Respekt und Sicherheit

Sport ist ein Umfeld, das geprägt wird von Vertrauen und Respekt. Nur durch die nötige Unterstützung des gesamten Umfelds können SportlerInnen ihre persönlichen Bestleistungen erzielen. Leider nutzen jedoch manche Menschen das als sicher angesehene Umfeld "Sport" aus.

Übergriffe im Sport

Es gibt innerhalb der Strukturen des organisierten Sports Risikofaktoren auf verschiedenen Ebenen, die ein begünstigendes Klima für sexualisierte Übergriffe schaffen können. Das heißt natürlich nicht, dass sie zwangsläufig zu Übergriffen oder gar Missbrauch führen. Der österreichische organisierte Sport spricht sich für eine Kultur der Aufmerksamkeit und des Handelns aus, um ein offenes, intaktes und sicheres Sportumfeld zu schaffen. Die ASKÖ Oberösterreich unterstützt diese Herangehensweise.
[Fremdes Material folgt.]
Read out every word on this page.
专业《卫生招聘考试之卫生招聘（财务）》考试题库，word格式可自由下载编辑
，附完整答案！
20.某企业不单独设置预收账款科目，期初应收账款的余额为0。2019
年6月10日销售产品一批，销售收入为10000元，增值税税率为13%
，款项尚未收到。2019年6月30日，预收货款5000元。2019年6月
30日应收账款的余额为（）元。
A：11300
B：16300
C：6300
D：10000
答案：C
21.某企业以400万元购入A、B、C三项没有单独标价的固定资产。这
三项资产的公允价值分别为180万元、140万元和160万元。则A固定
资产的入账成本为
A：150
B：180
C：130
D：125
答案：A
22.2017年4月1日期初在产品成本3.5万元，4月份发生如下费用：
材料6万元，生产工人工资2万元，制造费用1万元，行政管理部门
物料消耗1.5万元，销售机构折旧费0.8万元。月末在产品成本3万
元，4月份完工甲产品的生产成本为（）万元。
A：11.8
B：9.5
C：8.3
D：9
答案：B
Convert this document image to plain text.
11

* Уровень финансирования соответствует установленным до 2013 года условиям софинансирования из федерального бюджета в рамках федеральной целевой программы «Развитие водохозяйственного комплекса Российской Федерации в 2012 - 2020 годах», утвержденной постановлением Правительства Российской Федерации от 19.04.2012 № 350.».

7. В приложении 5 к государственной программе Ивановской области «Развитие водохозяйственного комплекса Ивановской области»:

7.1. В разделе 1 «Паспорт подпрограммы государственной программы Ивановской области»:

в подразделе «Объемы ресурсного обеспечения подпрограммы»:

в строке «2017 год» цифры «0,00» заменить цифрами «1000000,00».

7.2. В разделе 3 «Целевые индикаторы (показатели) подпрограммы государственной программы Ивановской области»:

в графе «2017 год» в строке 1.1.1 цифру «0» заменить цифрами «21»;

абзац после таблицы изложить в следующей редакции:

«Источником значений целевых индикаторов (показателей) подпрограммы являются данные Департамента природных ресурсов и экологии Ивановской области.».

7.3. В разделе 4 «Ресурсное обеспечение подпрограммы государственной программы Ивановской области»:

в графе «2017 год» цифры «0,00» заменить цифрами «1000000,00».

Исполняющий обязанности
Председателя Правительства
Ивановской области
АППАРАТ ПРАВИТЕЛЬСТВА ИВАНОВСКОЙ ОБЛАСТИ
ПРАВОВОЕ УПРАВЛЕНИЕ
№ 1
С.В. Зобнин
Analog zu anderen Lebensbereichen ist davon auszugehen, dass eine/r von fünf SportlerInnen Opfer von sexualisierten Übergriffen im Sport wird. Das Thema „Sexualisierte Übergriffe im Sport“ löst bei vielen Personen eine Abwehrhaltung aus. „Sowas gibt’s bei uns nicht“ ist eine oft verwendete Aussage im organisierten Sport, um sich mit diesem Thema nicht beschäftigen zu müssen.  Um Betroffenen, TrainerInnen und Vereinen eine Hilfestellung bei diesem sensiblen Thema zu geben, hat das Sportministerium in Zusammenarbeit mit dem Verein "100% Sport" und der Arbeitsgemeinschaft „Gegen sexualisierte Gewalt im Sport“ zahlreiche Maßnahmen entwickelt.

Information und Bildung

Die Broschüre „Für Respekt und Sicherheit im Sport – Gegen sexualisierte Übergriffe im Sport“ sowie weitere Materialien – sind als Download auf der Website von www.100sport.at erhältlich. Interessierte Personen von ASKÖ OÖ Vereinen, die als MultiplikatorInnen und Vertrauenspersonen innerhalb der Vereine unterstützen möchten, können an Seminaren zum Thema „Für Respekt und Sicherheit“ teilnehmen. Der Fokus liegt hierbei auf Sensibilisierung des Umfelds, setzen von Präventivmaßnahmen, Vernetzung mit Hilfsorganisationen und Beispielen aus der Praxis.